- Original cinema poster
- Directed by: Geoffrey Reeve
- Written by: Paul Wheeler Joseph Forest
- Based on: novel by Alistair MacLean
- Produced by: Geoffrey Reeve Richard Morris-Adams associate George Davis
- Starring: David Birney Charlotte Rampling Michael Lonsdale
- Cinematography: Fred Tammes
- Edited by: Robert Morgan
- Music by: Stanley Myers
- Production companies: Geoffrey Reeve Productions Societe Nouvelle Prodis
- Distributed by: Fox-Rank Distributors (UK) Bryanston Film Distributors (USA)
- Release date: 8 August 1974;
- Running time: 98 minutes (theatrical release)
- Countries: United Kingdom France
- Language: English

= Caravan to Vaccarès (film) =

1974 British-French film by Geoffrey Reeve

Caravan to Vaccarès is a 1974 British-French action film directed by Geoffrey Reeve and starring David Birney, Charlotte Rampling and Michael Lonsdale. It was loosely based on the 1970 novel Caravan to Vaccarès by Alistair MacLean.

==Plot==
In Southern France, a mysterious assassin shoots one man, then another.

A wandering young American adventurer, Bowman (David Birney), meets a pretty young British photographer, Lila (Charlotte Rampling) when she hitches a ride. They run into the assassin while helping a couple who have broken down by the side of the road.

When they arrive in town they meet a French duke (Michel Lonsdale) who invites them to dinner. David reveals that the duke had met him in Paris and offered him a job for $3,000 and a return ticket to New York but he doesn't know what for. He is driving a car lent by the duke. That night a man breaks into a place where they are staying but Bowman fights him off.

The duke appears and hires Bowman to smuggle a Hungarian scientist (Michael Bryant) out of France to the United States.
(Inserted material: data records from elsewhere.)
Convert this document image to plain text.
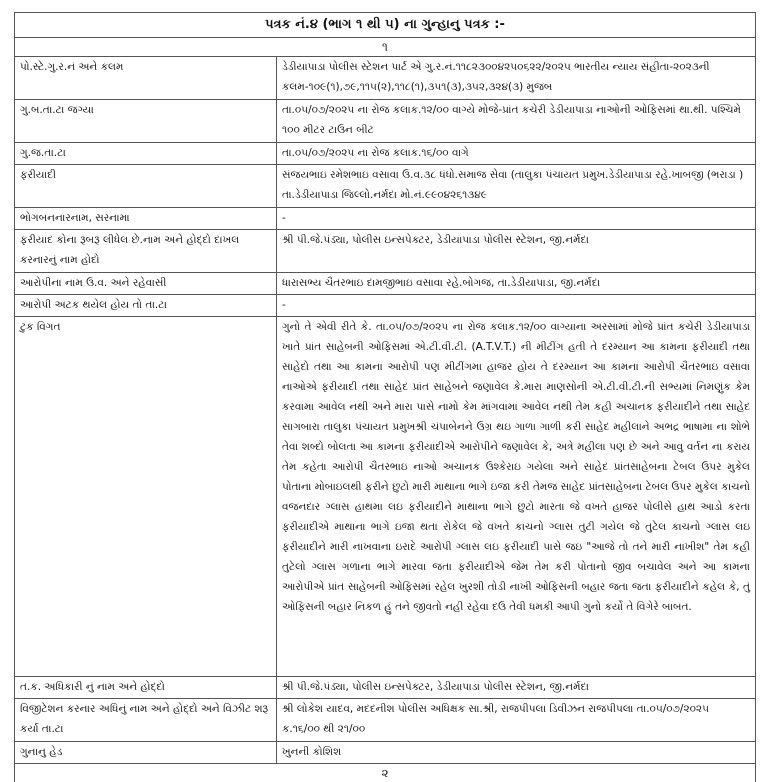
પત્રક નં.૪ (ભાગ ૧ થી ૫) ના ગુન્હાનુ પત્રક :-	
૧	
પો.સ્ટે.ગુ.ર.નં અને કલમ	ડેડીયાપાડા પોલીસ સ્ટેશન પાર્ટ એ ગુ.ર.નં.૧૧૮૨૩૦૦૪૨૫૦૬૨૨/૨૦૨૫ ભારતીય ન્યાય સંહીતા-૨૦૨૩ની કલમ-૧૦૯(૧),૭૯,૧૧૫(૨),૧૧૮(૧),૩૫૧(૩),૩૫૨,૩૨૪(૩) મુજબ
ગુ.બ.તા.ટા જગ્યા	તા.૦૫/૦૭/૨૦૨૫ ના રોજ કલાક.૧૨/૦૦ વાગ્યે મોજે-પ્રાંત કચેરી ડેડીયાપાડા નાઓની ઓફિસમાં થા.થી. પશ્ચિમે ૧૦૦ મીટર ટાઉન બીટ
ગુ.જ.તા.ટા	તા.૦૫/૦૭/૨૦૨૫ ના રોજ કલાક.૧૬/૦૦ વાગે
ફરીયાદી	સંજયભાઇ રમેશભાઇ વસાવા ઉ.વ.૩૮ ધંધો.સમાજ સેવા (તાલુકા પંચાયત પ્રમુખ.ડેડીયાપાડા રહે.ખાબજી (ભરાડા ) તા.ડેડીયાપાડા જિલ્લો.નર્મદા મો.નં.૯૯૦૪૨૬૧૩૪૯
ભોગબનનારનામ, સરનામા	-
ફરીયાદ કોના રૂબરૂ લીધેલ છે.નામ અને હોદ્દો દાખલ કરનારનું નામ હોદો	શ્રી પી.જે.પંડ્યા, પોલીસ ઇન્સપેક્ટર, ડેડીયાપાડા પોલીસ સ્ટેશન, જી.નર્મદા
આરોપીના નામ ઉ.વ. અને રહેવાસી	ધારાસભ્ય ચૈતરભાઇ દામજીભાઇ વસાવા રહે.બોગજ, તા.ડેડીયાપાડા, જી.નર્મદા
આરોપી અટક થયેલ હોય તો તા.ટા	-
ટુક વિગત	ગુનો તે એવી રીતે કે. તા.૦૫/૦૭/૨૦૨૫ ના રોજ કલાક.૧૨/૦૦ વાગ્યાના અરસામાં મોજે પ્રાંત કચેરી ડેડીયાપાડા ખાતે પ્રાંત સાહેબની ઓફિસમાં એ.ટી.વી.ટી. (A.T.V.T.) ની મીટીંગ હતી તે દરમ્યાન આ કામના ફરીયાદી તથા સાહેદો તથા આ કામના આરોપી પણ મીટીંગમા હાજર હોય તે દરમ્યાન આ કામના આરોપી ચૈતરભાઇ વસાવા નાઓએ ફરીયાદી તથા સાહેદ પ્રાંત સાહેબને જણાવેલ કે.મારા માણસોની એ.ટી.વી.ટી.ની સભ્યમાં નિમણુંક કેમ કરવામા આવેલ નથી અને મારા પાસે નામો કેમ માંગવામા આવેલ નથી તેમ કહી અચાનક ફરીયાદીને તથા સાહેદ સાગબારા તાલુકા પંચાયત પ્રમુખશ્રી ચંપાબેનને ઉગ્ર થઇ ગાળા ગાળી કરી સાહેદ મહીલાને અભદ્ર ભાષામા ના શોભે તેવા શબ્દો બોલતા આ કામના ફરીયાદીએ આરોપીને જણાવેલ કે, અત્રે મહીલા પણ છે અને આવુ વર્તન ના કરાય તેમ કહેતા આરોપી ચૈતરભાઇ નાઓ અચાનક ઉશ્કેરાઇ ગયેલા અને સાહેદ પ્રાંતસાહેબના ટેબલ ઉપર મુકેલ પોતાના મોબાઇલથી ફરીને છુટો મારી માથાના ભાગે ઇજા કરી તેમજ સાહેદ પ્રાંતસાહેબના ટેબલ ઉપર મુકેલ કાચનો વજનદાર ગ્લાસ હાથમા લઇ ફરીયાદીને માથાના ભાગે છુટો મારતા જે વખતે હાજર પોલીસે હાથ આડો કરતા ફરીયાદીએ માથાના ભાગે ઇજા થતા રોકેલ જે વખતે કાચનો ગ્લાસ તુટી ગયેલ જે તુટેલ કાચનો ગ્લાસ લઇ ફરીયાદીને મારી નાખવાના ઇરાદે આરોપી ગ્લાસ લઇ ફરીયાદી પાસે જઇ "આજે તો તને મારી નાખીશ" તેમ કહી તુટેલો ગ્લાસ ગળાના ભાગે મારવા જતા ફરીયાદીએ જેમ તેમ કરી પોતાનો જીવ બચાવેલ અને આ કામના આરોપીએ પ્રાંત સાહેબની ઓફિસમાં રહેલ ખુરશી તોડી નાખી ઓફિસની બહાર જતા જતા ફરીયાદીને કહેલ કે, તું ઓફિસની બહાર નિકળ હું તને જીવતો નહી રહેવા દઉ તેવી ધમકી આપી ગુનો કર્યો તે વિગેરે બાબત.
ત.ક. અધિકારી નું નામ અને હોદ્દો	શ્રી પી.જે.પંડ્યા, પોલીસ ઇન્સપેક્ટર, ડેડીયાપાડા પોલીસ સ્ટેશન, જી.નર્મદા
વિજીટેશન કરનાર અધિનું નામ અને હોદ્દો અને વિઝીટ શરૂ કર્યા તા.ટા	શ્રી લોકેશ યાદવ, મદદનીશ પોલીસ અધિક્ષક સા.શ્રી, રાજપીપલા ડિવીઝન રાજપીપલા તા.૦૫/૦૭/૨૦૨૫ ક.૧૬/૦૦ થી ૨૧/૦૦
ગુનાનુ હેડ	ખુનની કોશિશ
૨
Bowman is reluctant but the duke says if he won't do it he will report the car as being stolen.

The scientist escaped the Iron Curtain by hiding with a caravan of gypsies, but is being pursued by an unscrupulous gang bent on capturing him for sale to the highest bidder.

A woman who helps Bowman is murdered at a bull fight. She turns out to be the Duc's daughter.
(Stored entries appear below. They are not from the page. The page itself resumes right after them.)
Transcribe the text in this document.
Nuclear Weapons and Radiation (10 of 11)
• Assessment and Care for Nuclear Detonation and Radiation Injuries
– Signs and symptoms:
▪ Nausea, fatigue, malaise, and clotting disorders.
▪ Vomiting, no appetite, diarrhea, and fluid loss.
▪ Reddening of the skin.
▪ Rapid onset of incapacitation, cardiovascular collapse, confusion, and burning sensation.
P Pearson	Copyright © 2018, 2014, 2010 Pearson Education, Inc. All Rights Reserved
Lila and the scientist are kidnapped, but Bowman rescues them. Lila and Bowman sleep together.

Bowman is driving the scientist to safety in a car when a helicopter chases after them. The helicopter drives the car off the road. It seems the scientist has fallen into quicksand; a rope is dropped from the helicopter to retrieve him. However it turns out the man is Bowman in disguise. He overpowers one of the men in the helicopter then is dropped into a bull ring. Bowman defeats a bull fighter and is about to be killed by a charging bull but is rescued when the Duc shoots it dead.

The Duc farewells Bowman and Lila at the airport with the scientist.

==Cast==
- David Birney as Bowman
- Charlotte Rampling as Lila
- Michael Lonsdale as Duc de Croyter
- Marcel Bozzuffi as Czerda
- Michael Bryant as Zuger
- Serge Marquand as Ferenc
- Marianne Eggerickx as Cecile
- Françoise Brion as Stella
- Vania Vilers as Vania
- Manitas De Plata as Ricardo
- Jean-Pierre Cargol as Jules
- Jean-Pierre Castaldi as Pierre
- Jean Michaux as Waiter
- Alan Scott as Receptionist
- Jean-Yves Gautier as Gendarme
- Graham Hill as Helicopter pilot

==Production==
The story was originally written as a screenplay developed by MacLean with Geoffrey Reeve before being turned into a novel.

Reeve had previously directed another story of Maclean's, Puppet on a Chain. That had been adapted by Paul Wheeler wrote the script for Vaccares for £2,000.

The film was shot on location in the Camargue in late 1973. The finale, where David Birney is dropped into a bull ring from a helicopter, was filmed last.

The Rank Organisation financed four films by the end of the 1974 financial year,Carry on Dick, Carry on Girls, The Belstone Fox and Don't Just Lie There, Say Something, and partly financed Soft Beds and Hard Battles and Caravan to Vaccares.

==Reception==
The film had a royal premiere at the Odeon in Leicester Square honour of the Save the Children Fund. It was attended by Princess Anne and her then-husband Mark Phillips, but not MacLean who refused to attend.

===Critique===
The Guardian praised Rampling's beauty but said Birney "is about as expressive as a constipated owl" and that the film had "rather plastic romance and enough cinematic action to fill half a bucket with stuntmen's sweat."

"I guarantee there isn't an incident in this film you haven't seen before" wrote the Evening Standard.

Filmink claimed the film had "the most perfect Maclean heroine (Charlotte Rampling, who is beautiful, brave, feisty, exotic and mysterious) and the most miscast Maclean hero (David Birney, who plays a tough, sexy adventurer like a sitcom TV cop.)."